’Respondents could recall at least one traumatic claim that has stayed with them,’ says member 

The majority of claims handlers are experiencing “second-hand trauma” when dealing with distressing claims.

That was according to the Chartered Insurance Institute New Generation Programme Claims group, which highlighted that 86% reported experiencing negative emotions when dealing with traumatic cases.

This includes guilt, sadness, panic, anxiety and personal triggers.

Respondents reported that the features that made claims particularly distressing included loss, physical or mental suffering and life changing injuries. 

They were found to be negatively affected by handling these claims both inside and outside the workplace, with 20% reportedly considering a career change based on their experiences.

The data was published in the CII’s Traumatic and distressing claims: Do they impact claims professionals?, which was published on 7 February 2024.

The study gathered quantitative and qualitative data from more than 200 claims handlers.

Ashton West, chair of the CII claims community board, said: “The mental health implications of working with these kinds of cases is often overlooked and not discussed enough within our profession.

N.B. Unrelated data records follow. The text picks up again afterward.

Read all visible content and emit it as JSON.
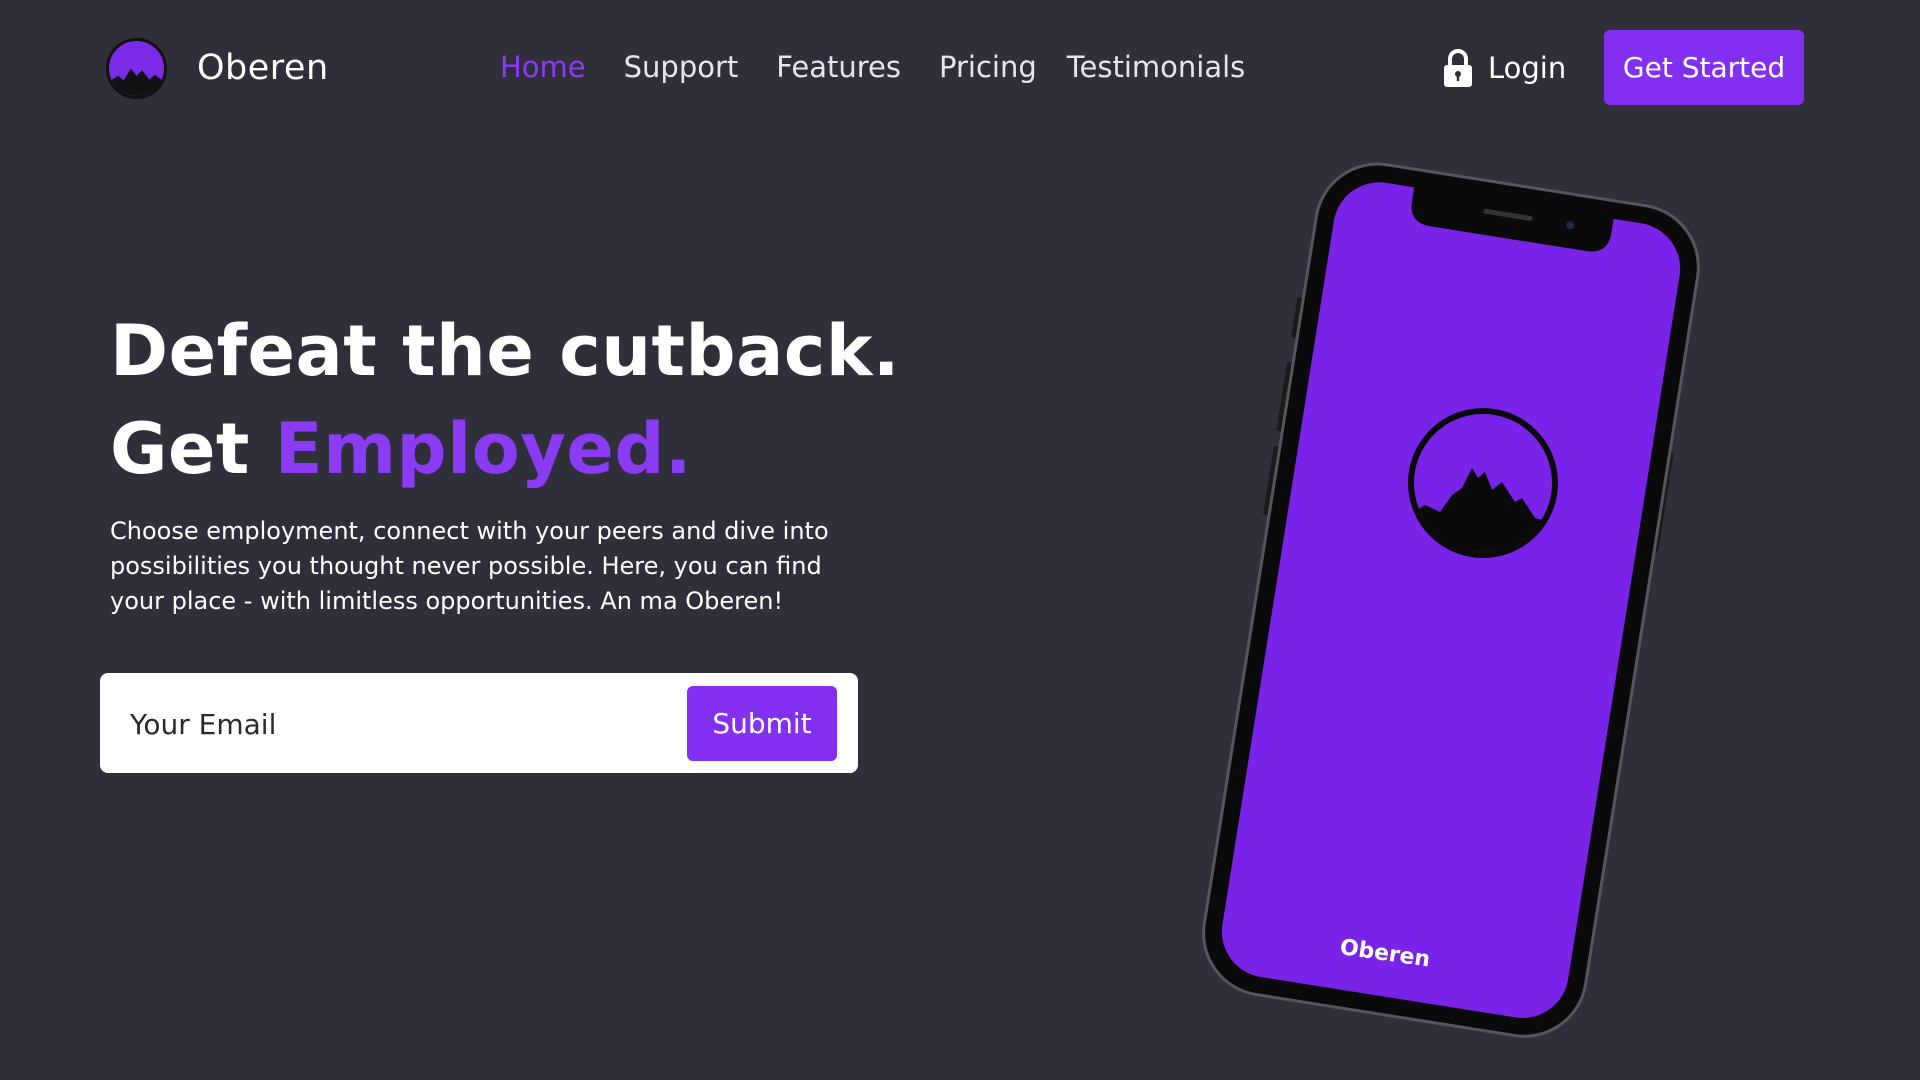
{
  "brand": {
    "name": "Oberen",
    "logo_icon": "mountain-circle-logo"
  },
  "nav": {
    "links": [
      {
        "label": "Home",
        "active": true
      },
      {
        "label": "Support",
        "active": false
      },
      {
        "label": "Features",
        "active": false
      },
      {
        "label": "Pricing",
        "active": false
      },
      {
        "label": "Testimonials",
        "active": false
      }
    ],
    "login_label": "Login",
    "login_icon": "lock-icon",
    "cta_label": "Get Started"
  },
  "hero": {
    "line1": "Defeat the cutback.",
    "line2_prefix": "Get ",
    "line2_accent": "Employed.",
    "description": "Choose employment, connect with your peers and dive into possibilities you thought never possible. Here, you can find your place - with limitless opportunities. An ma Oberen!"
  },
  "form": {
    "email_placeholder": "Your Email",
    "email_value": "",
    "submit_label": "Submit"
  },
  "phone": {
    "screen_brand": "Oberen",
    "logo_icon": "mountain-circle-logo"
  },
  "colors": {
    "background": "#2f2f3a",
    "accent": "#8330f2",
    "accent_text": "#8a3cf5",
    "phone_screen": "#7a23e8"
  }
}
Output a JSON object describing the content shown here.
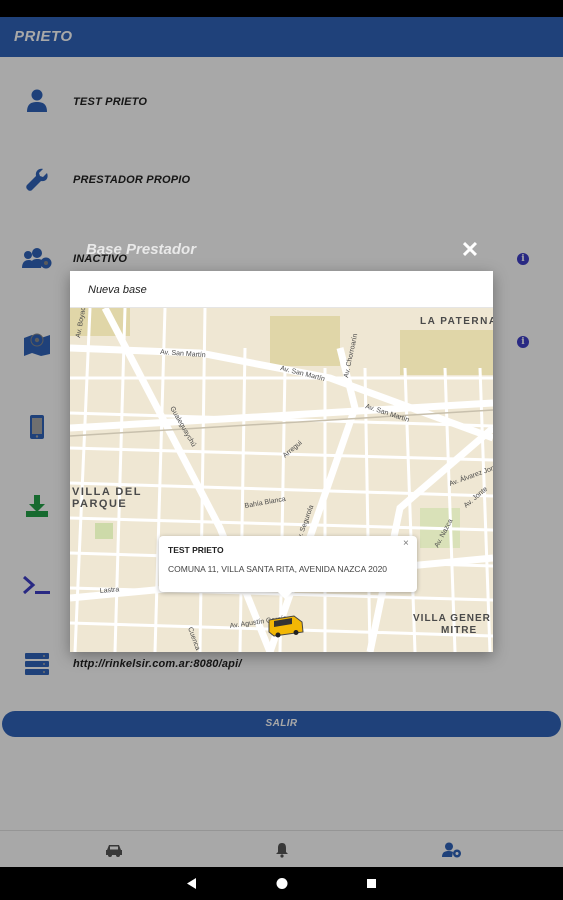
{
  "app_bar": {
    "title": "PRIETO"
  },
  "profile": {
    "user_name": "TEST PRIETO",
    "provider_type": "PRESTADOR PROPIO",
    "status": "INACTIVO",
    "api_url": "http://rinkelsir.com.ar:8080/api/"
  },
  "actions": {
    "logout_label": "SALIR"
  },
  "icons": {
    "user": "person-icon",
    "provider": "wrench-icon",
    "status": "users-gear-icon",
    "base": "map-pin-icon",
    "device": "phone-icon",
    "download": "download-icon",
    "console": "terminal-icon",
    "server": "server-icon",
    "info": "info-icon"
  },
  "bottom_nav": [
    "car-icon",
    "bell-icon",
    "user-settings-icon"
  ],
  "dialog": {
    "title": "Base Prestador",
    "input_placeholder": "Nueva base",
    "map": {
      "labels": {
        "la_paternal": "LA PATERNA",
        "villa_del_parque_1": "VILLA DEL",
        "villa_del_parque_2": "PARQUE",
        "villa_general_mitre_1": "VILLA GENER",
        "villa_general_mitre_2": "MITRE",
        "av_san_martin_1": "Av. San Martín",
        "av_san_martin_2": "Av. San Martín",
        "av_san_martin_3": "Av. San Martín",
        "av_chorroarin": "Av. Chorroarín",
        "av_nazca": "Av. Nazca",
        "av_jonte": "Av. Jonte",
        "lastra": "Lastra",
        "av_alvarez_jonte": "Av. Álvarez Jonte",
        "av_boyaca": "Av. Boyacá",
        "gualeguaychu": "Gualeguaychú",
        "av_agustin": "Av. Agustín García",
        "cuenca": "Cuenca",
        "bahia_blanca": "Bahía Blanca",
        "av_segurola": "Av. Segurola",
        "arregui": "Arregui"
      },
      "popup": {
        "title": "TEST PRIETO",
        "address": "COMUNA 11, VILLA SANTA RITA, AVENIDA NAZCA 2020",
        "close": "×"
      }
    }
  },
  "colors": {
    "primary": "#2f63ba",
    "icon_blue": "#2f63ba",
    "icon_green": "#24a148",
    "icon_purple": "#3f3fc7",
    "map_bg": "#efe7d3"
  }
}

”It’s vital for us to further our understanding and create a more informed workplace so that we can offer our colleagues the necessary support when dealing with traumatic cases.”

’Change the narrative’

However, only one in five (22%) respondents said their employer had taken steps to ”identify, prevent or manage instances where second-hand trauma could arise”.

And more than half (56%) answered ”no” when asked if they felt comfortable disclosing to their employer that they suffered from stress or mental health problems from handling distressing claims.

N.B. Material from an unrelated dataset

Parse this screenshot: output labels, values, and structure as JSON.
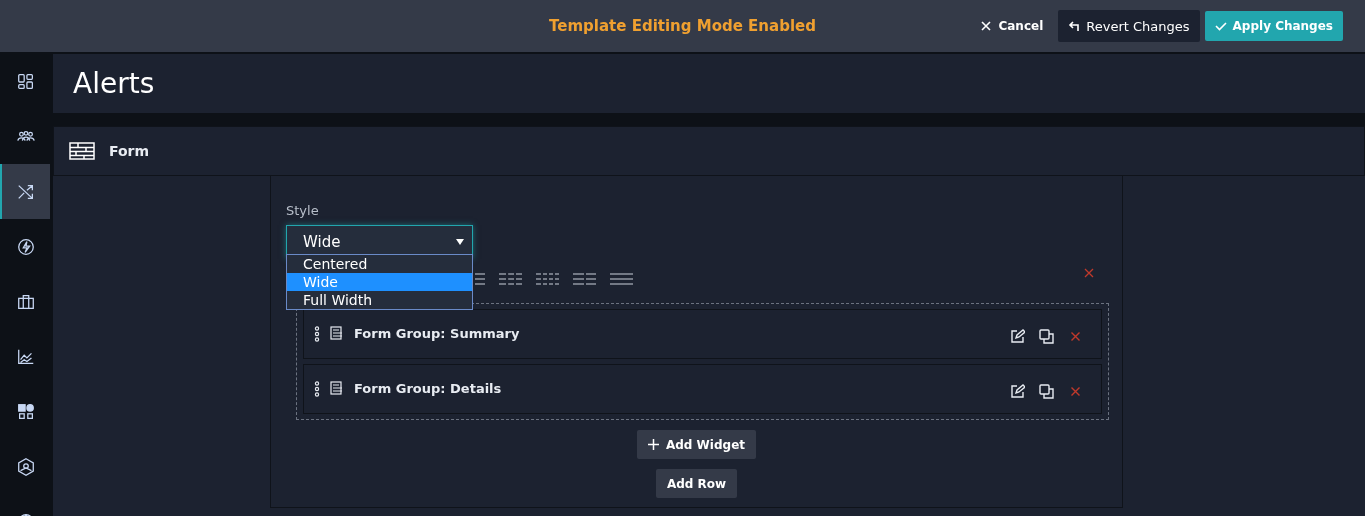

The CII has now set out a series of recommendations for employers, such as encouraging employees to talk about their claims with colleagues, managers or counsellors.

Shauna Hopkins, a member of the 2022/23 CII New Gen Claims group, said: “This subject has touched the hearts of many people with whom we have spoken. Most of our survey respondents could recall at least one traumatic claim that has stayed with them, but many of them have been discouraged from sharing the impact of those events.

”We want to help change the narrative by encouraging claims handlers to talk about their experiences. It is vital that insurers start to recognise the impact of handling traumatic claims and be proactive in supporting their colleagues in order to protect and retain these frontline staff.”